Während ich im Wald war, hörte ich jemanden laut sprechen. Er erklärte am Telefon jemandem, wie man den Coronavirus besiegen könne. Er trug eine rote Daunenjacke. Er lief auf einem kleinen Pfad an der Eichenwiese auf und ab. Er schien fest entschlossen.
Ich gehe kaum auf Facebook, faste es ja immerhin und das ist sehr gut! Nur manchmal schaue ich ganz kurz nach, ob ich etwas Wichtiges versäume. Ich versäume niemals etwas Wichtiges auf Facebook. Dort geschieht nichts Wichtiges. Nichts. Außer dass eine alte Bekannte so eine Art Verschwörungstheorie postet, nach der die Maßnahmen gegen das Virus vollkommen übertrieben sind, zumal der Virus im Grunde gar nicht so schlimm sei. Die Menschen, die ihr enthusiastisch antworteten, waren der Meinung, dass es eine Art Verschwörung sei. Ich habe Facebook schnell wieder geschlossen, da ich merkte, wie meine Laune sofort schlechter wurde.
Menschen glauben, was sie glauben möchten. Oder vielmehr, was ihr Ego glauben möchte. Man hat ja seine Gedanken doch viel weniger unter Kontrolle, als man meint. Es wäre also diese auferlegte Stille eine gar nicht so schlechte Gelegenheit, sich mal seinen Glaubenssätzen und seinem Denken mit großer Aufmerksamkeit zu widmen, um heraus zu finden, was man so denkt.

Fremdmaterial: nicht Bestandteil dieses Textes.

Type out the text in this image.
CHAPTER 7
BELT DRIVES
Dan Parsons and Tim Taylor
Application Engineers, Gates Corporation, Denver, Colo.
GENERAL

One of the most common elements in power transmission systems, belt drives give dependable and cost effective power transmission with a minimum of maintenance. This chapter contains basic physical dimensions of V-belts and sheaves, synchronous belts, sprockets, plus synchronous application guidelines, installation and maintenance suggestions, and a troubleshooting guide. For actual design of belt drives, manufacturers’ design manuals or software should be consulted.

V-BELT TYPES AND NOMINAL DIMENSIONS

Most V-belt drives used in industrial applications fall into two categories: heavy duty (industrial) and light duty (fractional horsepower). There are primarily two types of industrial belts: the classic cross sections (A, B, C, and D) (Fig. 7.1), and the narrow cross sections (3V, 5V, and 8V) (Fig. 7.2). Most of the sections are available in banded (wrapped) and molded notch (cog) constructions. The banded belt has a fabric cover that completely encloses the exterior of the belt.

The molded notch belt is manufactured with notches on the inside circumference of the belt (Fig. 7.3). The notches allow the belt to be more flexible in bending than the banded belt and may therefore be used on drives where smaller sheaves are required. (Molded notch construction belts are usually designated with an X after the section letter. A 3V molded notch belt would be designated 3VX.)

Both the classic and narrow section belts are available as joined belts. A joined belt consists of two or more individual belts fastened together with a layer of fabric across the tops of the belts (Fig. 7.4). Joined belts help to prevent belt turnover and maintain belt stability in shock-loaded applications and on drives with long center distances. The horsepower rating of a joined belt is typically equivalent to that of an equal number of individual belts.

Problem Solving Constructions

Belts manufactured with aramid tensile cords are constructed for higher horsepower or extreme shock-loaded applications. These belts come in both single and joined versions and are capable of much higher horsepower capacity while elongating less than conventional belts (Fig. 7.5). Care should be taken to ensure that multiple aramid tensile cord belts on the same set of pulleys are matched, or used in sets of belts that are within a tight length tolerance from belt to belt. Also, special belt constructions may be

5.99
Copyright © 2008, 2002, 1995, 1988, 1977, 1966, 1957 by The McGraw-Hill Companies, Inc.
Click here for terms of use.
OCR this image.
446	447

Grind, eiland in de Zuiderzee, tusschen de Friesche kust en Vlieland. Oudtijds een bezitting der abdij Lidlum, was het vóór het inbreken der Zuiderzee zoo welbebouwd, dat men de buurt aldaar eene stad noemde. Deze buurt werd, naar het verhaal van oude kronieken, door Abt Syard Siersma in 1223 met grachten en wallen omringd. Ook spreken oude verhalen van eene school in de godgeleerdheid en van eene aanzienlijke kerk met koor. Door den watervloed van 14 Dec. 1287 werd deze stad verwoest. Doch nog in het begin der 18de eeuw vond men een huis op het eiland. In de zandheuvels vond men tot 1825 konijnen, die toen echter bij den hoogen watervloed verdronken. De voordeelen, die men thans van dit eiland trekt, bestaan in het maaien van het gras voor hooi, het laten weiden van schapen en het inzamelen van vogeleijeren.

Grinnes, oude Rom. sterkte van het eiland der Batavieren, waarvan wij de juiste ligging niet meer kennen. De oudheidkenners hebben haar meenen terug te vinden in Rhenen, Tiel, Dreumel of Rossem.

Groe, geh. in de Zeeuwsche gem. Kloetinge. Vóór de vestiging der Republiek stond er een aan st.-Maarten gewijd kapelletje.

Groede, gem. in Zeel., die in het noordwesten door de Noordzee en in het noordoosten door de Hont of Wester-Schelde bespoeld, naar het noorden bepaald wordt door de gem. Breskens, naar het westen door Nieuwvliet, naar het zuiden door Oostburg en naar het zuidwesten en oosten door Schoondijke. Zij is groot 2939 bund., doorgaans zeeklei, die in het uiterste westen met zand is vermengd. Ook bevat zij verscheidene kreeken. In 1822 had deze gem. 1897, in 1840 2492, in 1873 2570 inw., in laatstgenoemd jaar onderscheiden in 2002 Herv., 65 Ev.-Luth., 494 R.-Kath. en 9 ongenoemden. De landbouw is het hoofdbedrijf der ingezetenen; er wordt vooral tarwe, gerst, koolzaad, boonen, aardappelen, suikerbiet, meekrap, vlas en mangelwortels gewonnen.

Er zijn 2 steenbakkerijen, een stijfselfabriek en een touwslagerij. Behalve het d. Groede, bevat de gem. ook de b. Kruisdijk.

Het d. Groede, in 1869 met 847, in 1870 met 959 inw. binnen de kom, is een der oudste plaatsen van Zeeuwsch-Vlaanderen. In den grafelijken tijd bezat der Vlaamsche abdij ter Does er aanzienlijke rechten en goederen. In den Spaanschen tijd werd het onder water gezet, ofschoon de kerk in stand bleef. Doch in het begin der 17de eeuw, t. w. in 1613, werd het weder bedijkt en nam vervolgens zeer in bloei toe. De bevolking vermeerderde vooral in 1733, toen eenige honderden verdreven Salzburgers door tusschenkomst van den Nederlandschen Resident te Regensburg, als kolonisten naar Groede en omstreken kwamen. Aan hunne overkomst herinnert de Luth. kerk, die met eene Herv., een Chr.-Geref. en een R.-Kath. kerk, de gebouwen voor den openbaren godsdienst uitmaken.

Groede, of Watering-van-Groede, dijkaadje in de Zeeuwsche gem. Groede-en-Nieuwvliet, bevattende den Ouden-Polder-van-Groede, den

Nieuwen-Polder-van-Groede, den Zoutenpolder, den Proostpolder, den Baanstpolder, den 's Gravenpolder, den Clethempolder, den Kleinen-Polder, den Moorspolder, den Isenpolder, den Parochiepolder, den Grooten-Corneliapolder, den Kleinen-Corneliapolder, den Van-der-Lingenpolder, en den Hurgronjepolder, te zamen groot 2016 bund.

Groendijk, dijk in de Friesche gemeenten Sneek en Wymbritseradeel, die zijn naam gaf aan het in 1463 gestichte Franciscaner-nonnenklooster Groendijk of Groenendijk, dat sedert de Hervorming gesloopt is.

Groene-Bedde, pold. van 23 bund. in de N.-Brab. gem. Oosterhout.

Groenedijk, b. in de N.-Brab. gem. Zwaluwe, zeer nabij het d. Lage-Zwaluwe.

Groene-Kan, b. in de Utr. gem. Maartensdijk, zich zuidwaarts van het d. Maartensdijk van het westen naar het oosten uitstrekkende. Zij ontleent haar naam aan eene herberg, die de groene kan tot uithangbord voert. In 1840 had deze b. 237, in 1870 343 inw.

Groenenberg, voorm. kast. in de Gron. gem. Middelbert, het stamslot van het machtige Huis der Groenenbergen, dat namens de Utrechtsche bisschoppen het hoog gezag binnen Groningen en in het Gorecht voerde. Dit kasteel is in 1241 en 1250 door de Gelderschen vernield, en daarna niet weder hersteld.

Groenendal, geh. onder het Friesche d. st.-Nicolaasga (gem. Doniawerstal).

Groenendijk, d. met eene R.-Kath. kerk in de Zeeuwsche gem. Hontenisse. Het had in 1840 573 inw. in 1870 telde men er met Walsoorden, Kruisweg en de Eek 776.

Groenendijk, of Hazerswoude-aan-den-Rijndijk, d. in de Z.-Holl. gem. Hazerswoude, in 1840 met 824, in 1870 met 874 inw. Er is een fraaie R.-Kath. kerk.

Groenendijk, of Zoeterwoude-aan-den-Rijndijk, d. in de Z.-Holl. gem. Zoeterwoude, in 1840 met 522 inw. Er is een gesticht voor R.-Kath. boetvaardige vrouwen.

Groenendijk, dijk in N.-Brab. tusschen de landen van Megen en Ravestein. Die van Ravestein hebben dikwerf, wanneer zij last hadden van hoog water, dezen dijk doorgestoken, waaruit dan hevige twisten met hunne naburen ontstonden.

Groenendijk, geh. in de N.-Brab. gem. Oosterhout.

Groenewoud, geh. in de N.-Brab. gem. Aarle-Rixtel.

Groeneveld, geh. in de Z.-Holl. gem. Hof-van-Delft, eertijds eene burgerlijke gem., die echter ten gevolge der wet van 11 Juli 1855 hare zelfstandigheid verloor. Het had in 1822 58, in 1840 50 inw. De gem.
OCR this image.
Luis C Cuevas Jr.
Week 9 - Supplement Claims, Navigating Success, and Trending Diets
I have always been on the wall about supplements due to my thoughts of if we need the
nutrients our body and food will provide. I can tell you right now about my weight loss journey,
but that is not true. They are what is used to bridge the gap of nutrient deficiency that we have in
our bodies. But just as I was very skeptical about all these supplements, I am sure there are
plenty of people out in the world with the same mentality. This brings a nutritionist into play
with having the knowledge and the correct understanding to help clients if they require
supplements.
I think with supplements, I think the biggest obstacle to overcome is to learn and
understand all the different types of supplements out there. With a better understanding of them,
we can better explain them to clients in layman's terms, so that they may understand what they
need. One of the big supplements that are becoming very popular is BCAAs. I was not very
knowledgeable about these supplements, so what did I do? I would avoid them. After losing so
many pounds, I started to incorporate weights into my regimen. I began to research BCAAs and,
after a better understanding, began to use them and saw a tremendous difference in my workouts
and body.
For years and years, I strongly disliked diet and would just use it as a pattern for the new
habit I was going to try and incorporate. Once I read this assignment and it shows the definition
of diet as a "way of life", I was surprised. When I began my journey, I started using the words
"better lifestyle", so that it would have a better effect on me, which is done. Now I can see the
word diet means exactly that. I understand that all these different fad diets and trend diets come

Mein Ego und ich sehen es so: Ist es denn wirklich so schwierig zu verstehen, dass es einzig und allein darum geht, die Verbreitung des Virus zu verlangsamen, damit unser Gesundheitssystem nicht kollabiert? Dass es eine solidarische und soziale Frage ist, ob man gedankenlos rumläuft und so tut, als wäre man unbesiegbar? Dass es um diejenigen geht, die den Virus nicht so locker wegstecken würden und die möglicherweise so viele werden, dass sie keinen Platz mehr in einem Krankenhaus bekommen können? Dass es mit anderen Worten derzeit sozial ist, nicht allzu sozial zu sein?
Sizilien, vor ca. 1 Monat
Ich habe Freunde und Verwandte, die in Krankenhäusern arbeiten und ich bekomme mit, wie die organisieren und Angst haben vor dem Kollaps. Dass es ihnen gehen könnte, wie den Ärzten und Schwestern in Italien.
Denen übrigens bei einem Flashmob in Italien heute aus den Fenstern und von den Balkonen Ovationen dargebracht wurden. Das mag ich so und auch den Hashtag #andratuttobene
Ich wünsche mir das für Deutschland, für die ganze Welt: Zusammenhalt, Verständnis, soziales Verhalten, dass wir alle füreinander die Verantwortung übernehmen und uns erwachsen und klug verhalten. Je schneller ist diese Krise überstanden. Aber mein Glauben an die Klugheit der Menschen ist durch die letzten Jahre sehr angeknackst und wenn ich Dinge lese, wie eben das auf Facebook, und ich werde das jetzt konsequent weiter fasten, weil es nichts bringt, wenn ich diese Theorien lese, dann weiß ich es nämlich noch nicht so genau, ob wir das schaffen. Ich wünsche es mir nur sehnlichst. Bleibt gesund!